Indeed, the CD 300 system, which can play at very high volumes, handled the soundtrack with as much authority as Sean Connery's William of Baskerville character displays in solving the mystery. Reverberation and echoes accompanied much of the dialogue, yet the speakers clearly conveyed every word, including the barely comprehensible mix of languages used by the crazed monk Salvatore. Most impressive were the scenes where the monks assembled to sing Gregorian chants. The fullness and depth turned my home theater into a cathedral.

I went from the sublime to the ridiculous with a blast from the folk-music sendup A Mighty Wind . The Canton system lacked the treble sparkle I often notice with this kind of material. The banjo sounded clean and present, but not briskly crisp. In my 15 x 24-foot room, the upper bass was also mildly pronounced, but not enough to detract from my enjoyment.

While the Canton system reproduced all the ambience recorded on the soundtracks, in my room I heard the sound as coming from individual speakers rather than a wide, seamless sound field. Moving the front L/R speakers a bit further apart and angling them slightly toward the listening position helped spread the sound.

MUSIC PERFORMANCE For pure audio, I returned to the Name of the Rose era with Philip Pickett conducting the New London Consort in the original Carmina Burana , not Carl Orff's modern setting. The Canton system brought me back to many an enjoyable Sunday listening to medieval music at the Cloisters museum in New York City . This stereo recording filled the apse of my listening room.

PLUSGorgeous styling and build quality. Plays at very high volumes. Authoritative sound with ample bass.

MINUSLacks some high-end openness. Requires precise placement for best imaging. Pricey.

For multichannel music I spun the Super Audio CD of James Taylor's Hourglass . This mellow recording, with Taylor 's mellifluous voice and Yo-Yo Ma's even sweeter cello, poured smoothly from the Cantons. I could sense the tension on the drumheads as they reported from the speakers with notable tightness. Frank Filipetti's six-channel mix - with Taylor's voice in the center, the main instruments in the left and right front channels, some harmonies and percussion in the surrounds, and deep bass in the subwoofer - was well served by this system. What I missed most was an overall feeling of airiness and openness.

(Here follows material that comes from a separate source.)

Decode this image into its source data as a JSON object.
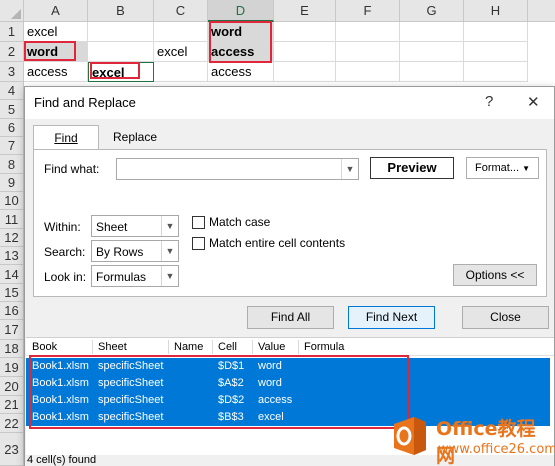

BOTTOM LINE While I have minor quibbles about tonal balances and airiness, overall these speakers beg you to bring it on. They can transport you smoothly from 13th-century instruments to 21st-century pop while doing justice to both - and provide the visceral effects of whatever movie you choose. If you like your sound larger than life, this Canton system aims to please. And it looks stunning.